Moody's confirms that comments from market participants are being assessed
and incorporated into the final criteria. "The rating agency received more
than 50 comments from investors, issuers and other market participants
throughout the request for comment periods," says Kent Becker, a Moody's
Senior Vice President. The comments primarily requested further
clarification on the scope of the criteria.
Moody's originally announced its intention to revisit operational risk for
structured finance transactions in November 2009 and has since published a
series of reports on the topic. Moody's published an initial request for
comment in May 2010, and followed up with a second report requesting
feedback on additional proposed guidelines for global CLOs and US student
loan ABS in December 2010.
The operational risk guidelines will set out Moody's specific considerations
when analysing servicing arrangements, including back-up servicers,
replacement facilitators, master servicers and third party servicers. The
guidelines will also discuss the role that cash managers and calculation
agents play in structured finance transactions and the importance of
liquidity to cover payment shortfalls in the event a servicer disruption
The final published criteria will outline the operational risk
characteristics that are commensurate with highly rated structured finance
securities. For example, the US securitisation market is characterised by:
(i) a history of successful servicing transfers; (ii) an abundance of
available third party servicers; and (iii) trustees who are responsible for
finding successor servicing or can serve as servicer of last resort.
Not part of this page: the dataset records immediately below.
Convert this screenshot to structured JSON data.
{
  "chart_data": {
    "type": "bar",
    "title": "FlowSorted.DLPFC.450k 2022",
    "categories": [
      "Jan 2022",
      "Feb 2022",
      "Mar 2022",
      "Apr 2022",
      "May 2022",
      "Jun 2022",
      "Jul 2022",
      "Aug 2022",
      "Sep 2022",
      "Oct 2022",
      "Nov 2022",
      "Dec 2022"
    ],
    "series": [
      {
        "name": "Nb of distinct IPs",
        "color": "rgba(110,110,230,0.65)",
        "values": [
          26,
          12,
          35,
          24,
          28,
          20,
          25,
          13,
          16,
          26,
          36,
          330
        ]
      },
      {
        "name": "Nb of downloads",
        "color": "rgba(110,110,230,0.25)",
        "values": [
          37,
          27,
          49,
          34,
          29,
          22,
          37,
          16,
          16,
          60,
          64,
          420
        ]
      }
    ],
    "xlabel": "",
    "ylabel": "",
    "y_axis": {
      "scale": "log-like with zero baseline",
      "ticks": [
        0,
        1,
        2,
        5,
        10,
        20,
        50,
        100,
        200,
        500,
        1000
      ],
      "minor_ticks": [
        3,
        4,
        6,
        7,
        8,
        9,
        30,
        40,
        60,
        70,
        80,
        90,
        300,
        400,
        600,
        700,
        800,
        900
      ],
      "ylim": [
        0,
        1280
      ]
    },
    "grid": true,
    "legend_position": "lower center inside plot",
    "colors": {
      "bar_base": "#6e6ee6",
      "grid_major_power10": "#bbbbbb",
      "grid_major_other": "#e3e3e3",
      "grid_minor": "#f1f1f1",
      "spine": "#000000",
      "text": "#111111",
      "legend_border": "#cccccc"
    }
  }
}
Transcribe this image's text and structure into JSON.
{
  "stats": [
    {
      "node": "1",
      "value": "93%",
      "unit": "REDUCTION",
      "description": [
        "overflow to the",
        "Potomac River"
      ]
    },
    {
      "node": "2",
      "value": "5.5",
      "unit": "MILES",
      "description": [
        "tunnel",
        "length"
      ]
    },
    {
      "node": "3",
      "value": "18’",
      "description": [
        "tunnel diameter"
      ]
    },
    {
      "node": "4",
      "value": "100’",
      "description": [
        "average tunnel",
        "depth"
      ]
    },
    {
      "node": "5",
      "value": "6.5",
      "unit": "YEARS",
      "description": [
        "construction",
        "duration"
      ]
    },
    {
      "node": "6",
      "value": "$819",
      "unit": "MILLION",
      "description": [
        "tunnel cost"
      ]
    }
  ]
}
Conversely, European ABS and RMBS transactions are more vulnerable to
servicer disruption risk, as the servicing market is more fragmented with
less history of servicing transfers. Moreover, trustees generally do not
have the responsibility of servicing or facilitating a transfer.
"Moody's expects the combination of negative rating pressure on servicers
and cash managers, insufficient back-up servicer arrangements or the lack of
dedicated liquidity to result in rating reviews on around 130 European
securitisation transactions," continues Ms Poulain. "However, if transaction
sponsors rapidly implement structural improvements to mitigate identified
operational risks, watchlisted ratings could be confirmed," adds Ms Poulain.
The proposed operational risk guidelines could also potentially affect the
ratings of 47 US student loan ABS trusts issued by 15 issuers. The rating
agency outlined the reasons for this in its 14 January 2011 report, "Moody's
Request for Comment, Companion Report to "Global Structured Finance
Operational Risk Guidelines" -- A Focus on U.S.
Student Loan Asset-Backed Securities (ABS) Operational Risk".